Saturday, January 27, 2007

"Fools' Crusade" Chapter Three [27]



A short section, worthy of little if any commentary. Beginning with the true-enough observation that people often don't hate the other who are different but rather the other who, in many ways, are very similar (putting aside the issue of causation), she proceeds to extrapolate one more criticism of Croatian nationalism from this unexamined bit of insight.

Essentially, her point is that Croatian nationalism was not a "broad liberation movement" like that of their poor, pig-farming cousins the Serbs, but rather a "fairly narrow effort to gain prestige within a hierarchical order." Remember, the Croats developed their national identity in the context of being a subject people of the Catholic Hapsburg Empire. Johnstone believes that there is a hierarchical order of nationalisms as well, and the Serbs are much higher up the chain the snobbish, elitist Croats, who upon independence were, in her telling, dismayed to find themselves lumped in with all those dirty, Orthodox Slavs to the south.

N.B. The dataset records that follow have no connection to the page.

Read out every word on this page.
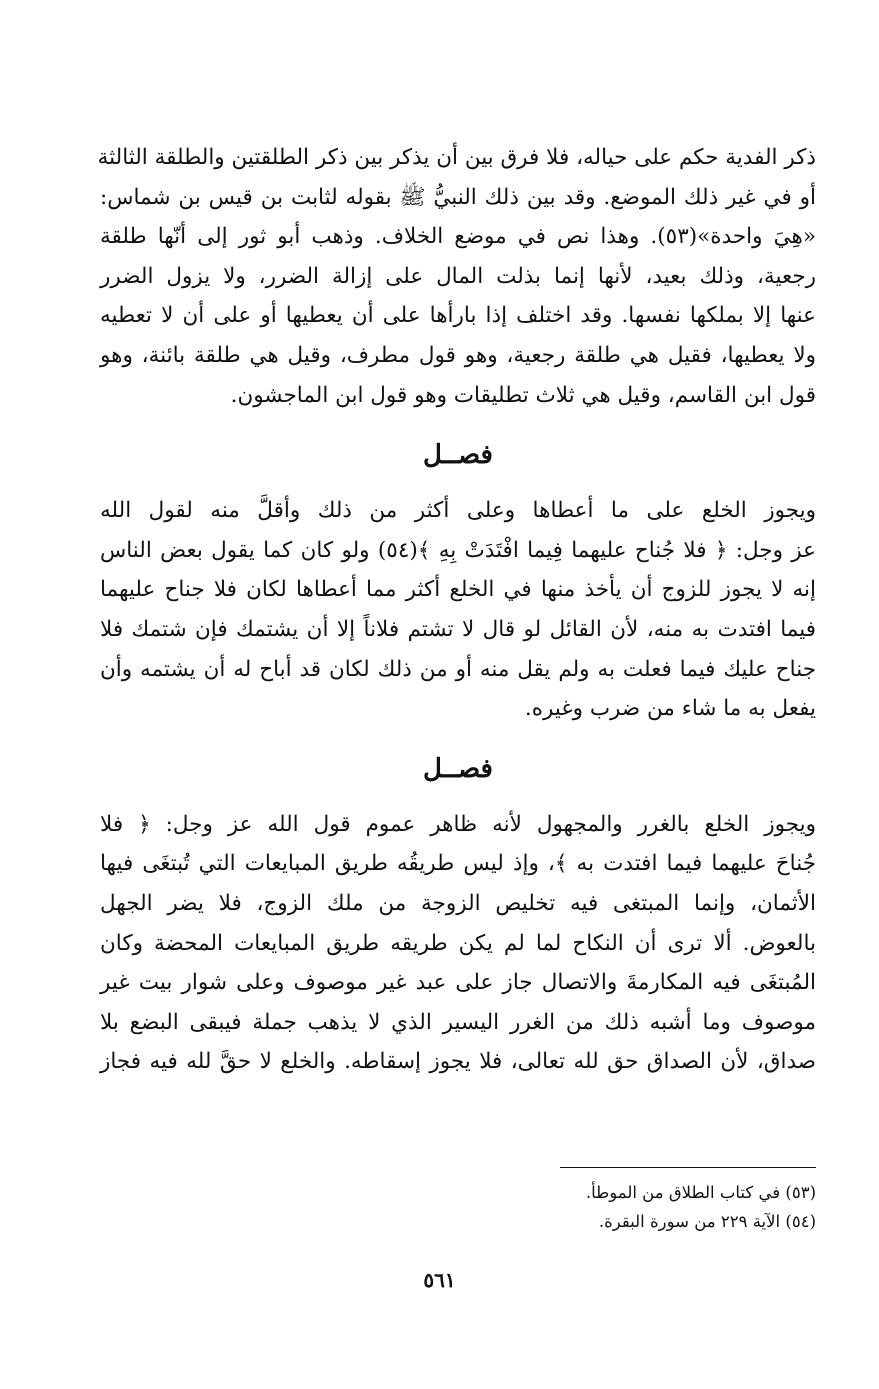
ذكر الفدية حكم على حياله، فلا فرق بين أن يذكر بين ذكر الطلقتين والطلقة الثالثة
أو في غير ذلك الموضع. وقد بين ذلك النبيُّ ﷺ بقوله لثابت بن قيس بن شماس:
«هِيَ واحدة»(٥٣). وهذا نص في موضع الخلاف. وذهب أبو ثور إلى أنّها طلقة
رجعية، وذلك بعيد، لأنها إنما بذلت المال على إزالة الضرر، ولا يزول الضرر
عنها إلا بملكها نفسها. وقد اختلف إذا بارأها على أن يعطيها أو على أن لا تعطيه
ولا يعطيها، فقيل هي طلقة رجعية، وهو قول مطرف، وقيل هي طلقة بائنة، وهو
قول ابن القاسم، وقيل هي ثلاث تطليقات وهو قول ابن الماجشون.

فصــل

ويجوز الخلع على ما أعطاها وعلى أكثر من ذلك وأقلَّ منه لقول الله
عز وجل: ﴿ فلا جُناح عليهما فِيما افْتَدَتْ بِهِ ﴾(٥٤) ولو كان كما يقول بعض الناس
إنه لا يجوز للزوج أن يأخذ منها في الخلع أكثر مما أعطاها لكان فلا جناح عليهما
فيما افتدت به منه، لأن القائل لو قال لا تشتم فلاناً إلا أن يشتمك فإن شتمك فلا
جناح عليك فيما فعلت به ولم يقل منه أو من ذلك لكان قد أباح له أن يشتمه وأن
يفعل به ما شاء من ضرب وغيره.

فصــل

ويجوز الخلع بالغرر والمجهول لأنه ظاهر عموم قول الله عز وجل: ﴿ فلا
جُناحَ عليهما فيما افتدت به ﴾، وإذ ليس طريقُه طريق المبايعات التي تُبتغَى فيها
الأثمان، وإنما المبتغى فيه تخليص الزوجة من ملك الزوج، فلا يضر الجهل
بالعوض. ألا ترى أن النكاح لما لم يكن طريقه طريق المبايعات المحضة وكان
المُبتغَى فيه المكارمةَ والاتصال جاز على عبد غير موصوف وعلى شوار بيت غير
موصوف وما أشبه ذلك من الغرر اليسير الذي لا يذهب جملة فيبقى البضع بلا
صداق، لأن الصداق حق لله تعالى، فلا يجوز إسقاطه. والخلع لا حقَّ لله فيه فجاز

(٥٣) في كتاب الطلاق من الموطأ.
(٥٤) الآية ٢٢٩ من سورة البقرة.
٥٦١
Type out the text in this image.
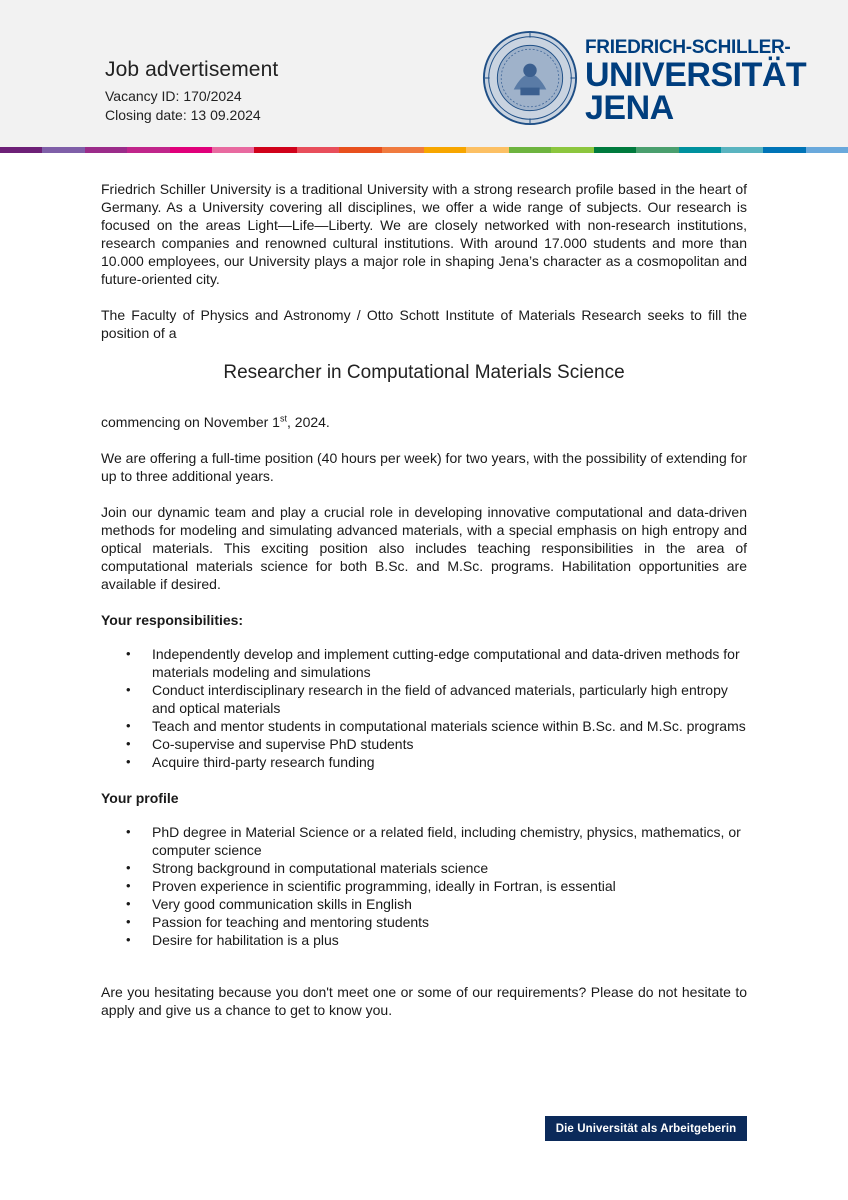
Job advertisement
Vacancy ID: 170/2024
Closing date: 13 09.2024
FRIEDRICH-SCHILLER-
UNIVERSITÄT
JENA

Friedrich Schiller University is a traditional University with a strong research profile based in the heart of Germany. As a University covering all disciplines, we offer a wide range of subjects. Our research is focused on the areas Light—Life—Liberty. We are closely networked with non-research institutions, research companies and renowned cultural institutions. With around 17.000 students and more than 10.000 employees, our University plays a major role in shaping Jena’s character as a cosmopolitan and future-oriented city.

The Faculty of Physics and Astronomy / Otto Schott Institute of Materials Research seeks to fill the position of a

Researcher in Computational Materials Science

commencing on November 1st, 2024.

We are offering a full-time position (40 hours per week) for two years, with the possibility of extending for up to three additional years.

Join our dynamic team and play a crucial role in developing innovative computational and data-driven methods for modeling and simulating advanced materials, with a special emphasis on high entropy and optical materials. This exciting position also includes teaching responsibilities in the area of computational materials science for both B.Sc. and M.Sc. programs. Habilitation opportunities are available if desired.

Your responsibilities:

• Independently develop and implement cutting-edge computational and data-driven methods for materials modeling and simulations
• Conduct interdisciplinary research in the field of advanced materials, particularly high entropy and optical materials
• Teach and mentor students in computational materials science within B.Sc. and M.Sc. programs
• Co-supervise and supervise PhD students
• Acquire third-party research funding

Your profile

• PhD degree in Material Science or a related field, including chemistry, physics, mathematics, or computer science
• Strong background in computational materials science
• Proven experience in scientific programming, ideally in Fortran, is essential
• Very good communication skills in English
• Passion for teaching and mentoring students
• Desire for habilitation is a plus

Are you hesitating because you don't meet one or some of our requirements? Please do not hesitate to apply and give us a chance to get to know you.

Die Universität als Arbeitgeberin
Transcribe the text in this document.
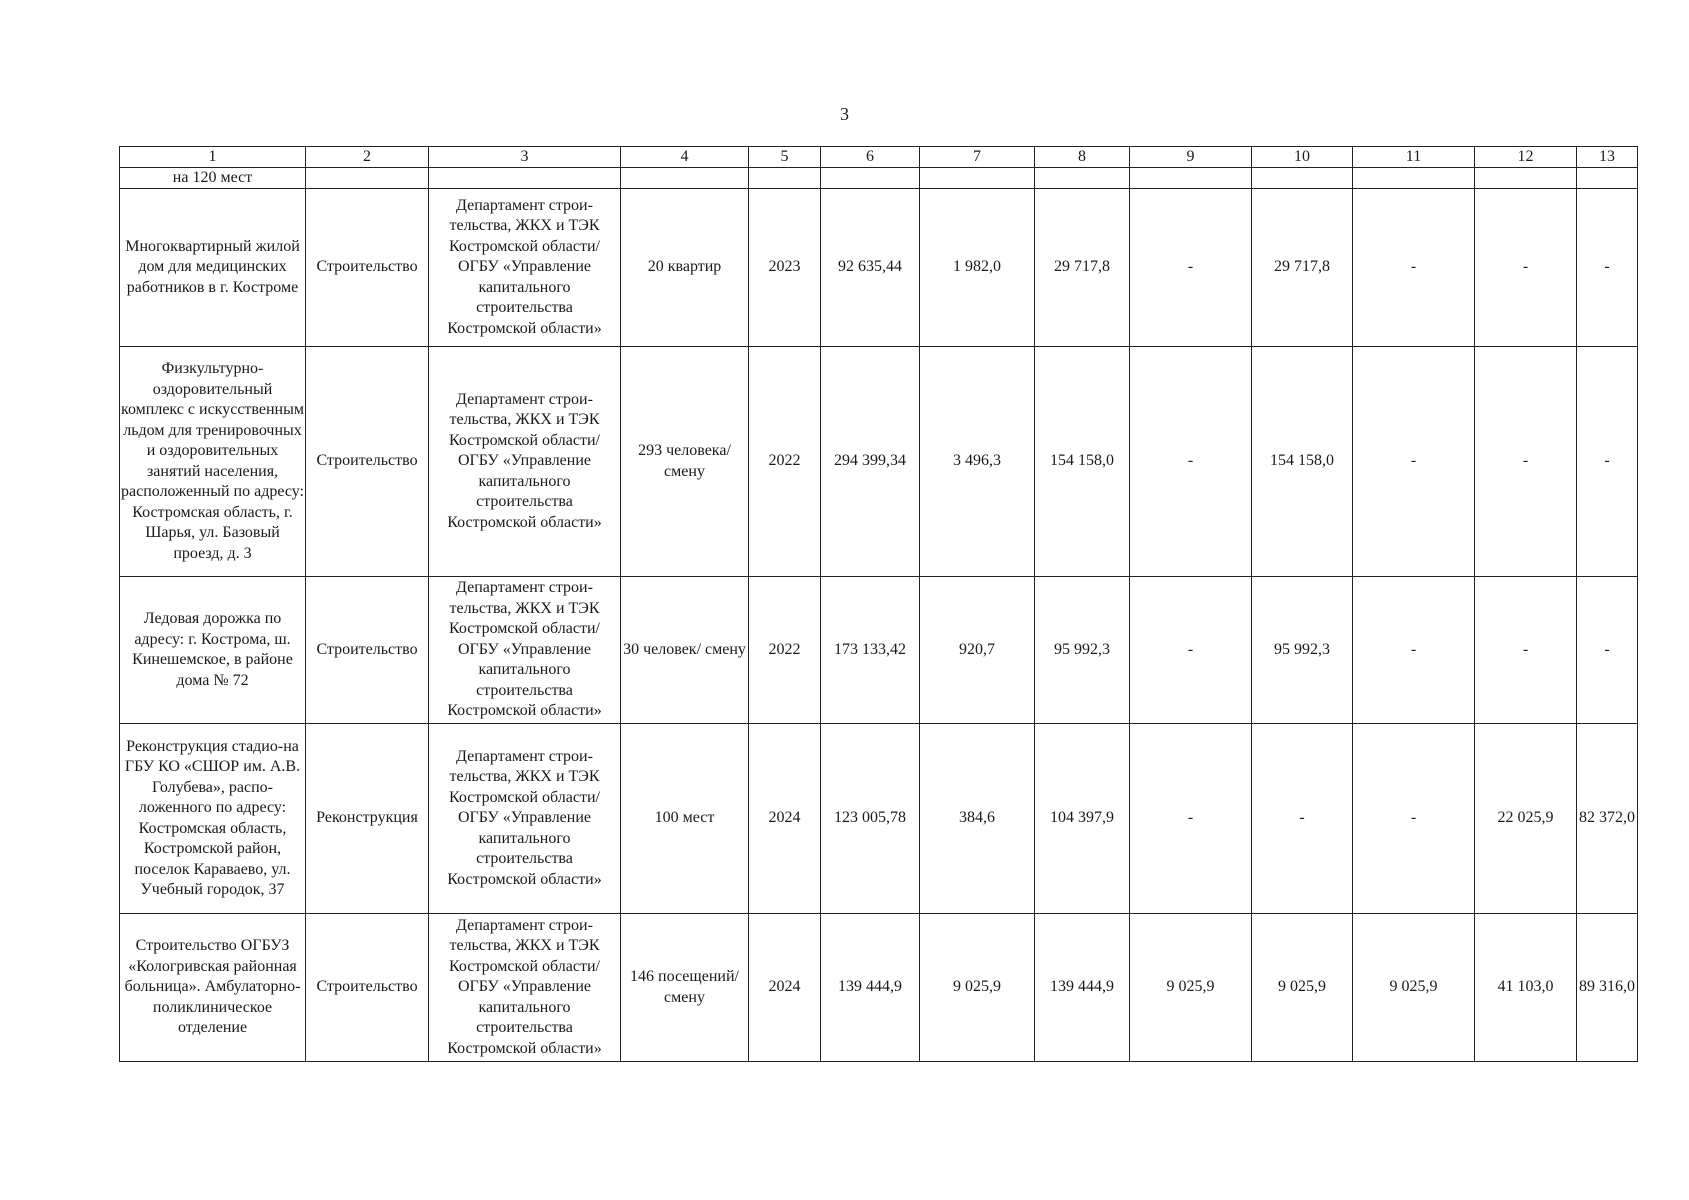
3
1	2	3	4	5	6	7	8	9	10	11	12	13
на 120 мест												
Многоквартирный жилой дом для медицинских работников в г. Костроме	Строительство	Департамент строи-тельства, ЖКХ и ТЭК Костромской области/ ОГБУ «Управление капитального строительства Костромской области»	20 квартир	2023	92 635,44	1 982,0	29 717,8	-	29 717,8	-	-	-
Физкультурно-оздоровительный комплекс с искусственным льдом для тренировочных и оздоровительных занятий населения, расположенный по адресу: Костромская область, г. Шарья, ул. Базовый проезд, д. 3	Строительство	Департамент строи-тельства, ЖКХ и ТЭК Костромской области/ ОГБУ «Управление капитального строительства Костромской области»	293 человека/ смену	2022	294 399,34	3 496,3	154 158,0	-	154 158,0	-	-	-
Ледовая дорожка по адресу: г. Кострома, ш. Кинешемское, в районе дома № 72	Строительство	Департамент строи-тельства, ЖКХ и ТЭК Костромской области/ ОГБУ «Управление капитального строительства Костромской области»	30 человек/ смену	2022	173 133,42	920,7	95 992,3	-	95 992,3	-	-	-
Реконструкция стадио-на ГБУ КО «СШОР им. А.В. Голубева», распо-ложенного по адресу: Костромская область, Костромской район, поселок Караваево, ул. Учебный городок, 37	Реконструкция	Департамент строи-тельства, ЖКХ и ТЭК Костромской области/ ОГБУ «Управление капитального строительства Костромской области»	100 мест	2024	123 005,78	384,6	104 397,9	-	-	-	22 025,9	82 372,0
Строительство ОГБУЗ «Кологривская районная больница». Амбулаторно-поликлиническое отделение	Строительство	Департамент строи-тельства, ЖКХ и ТЭК Костромской области/ ОГБУ «Управление капитального строительства Костромской области»	146 посещений/ смену	2024	139 444,9	9 025,9	139 444,9	9 025,9	9 025,9	9 025,9	41 103,0	89 316,0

Of course, it is easy to find bigoted, racist, and elitist statements by leading Croats, including Ante Staveric, the founder of the Croatian Party of Rights. Establish a direct line between the chauvinism of Staveric to the outright insane bigotry of Pavelic, demonstrate that many hard-line Ustashe went into exile after World War II, and you've got yourself one sinister-looking piece of damning evidence.

That's about it for this section, which is only two pages long. Again, I have no love for the Ustashe or its ideology. I shouldn't have to make that disclaimer, but in Johnstone's version of history I must--all Croatian nationalism, in her version of history, revolves around the Ustashe. Croatian nationalism, in her telling, was a direct line leading the Pavelic's regime. All Croatian history after the War was simply a long period of waiting before Croatia's true nature would again reveal itself.

One last note--it's very distressing how lively and focused Johnstone's prose is in this section; her writing is much more direct and less cluttered with unrelated trivia. I fear she is enjoying this dragging through the muck just as much as I find it depressing.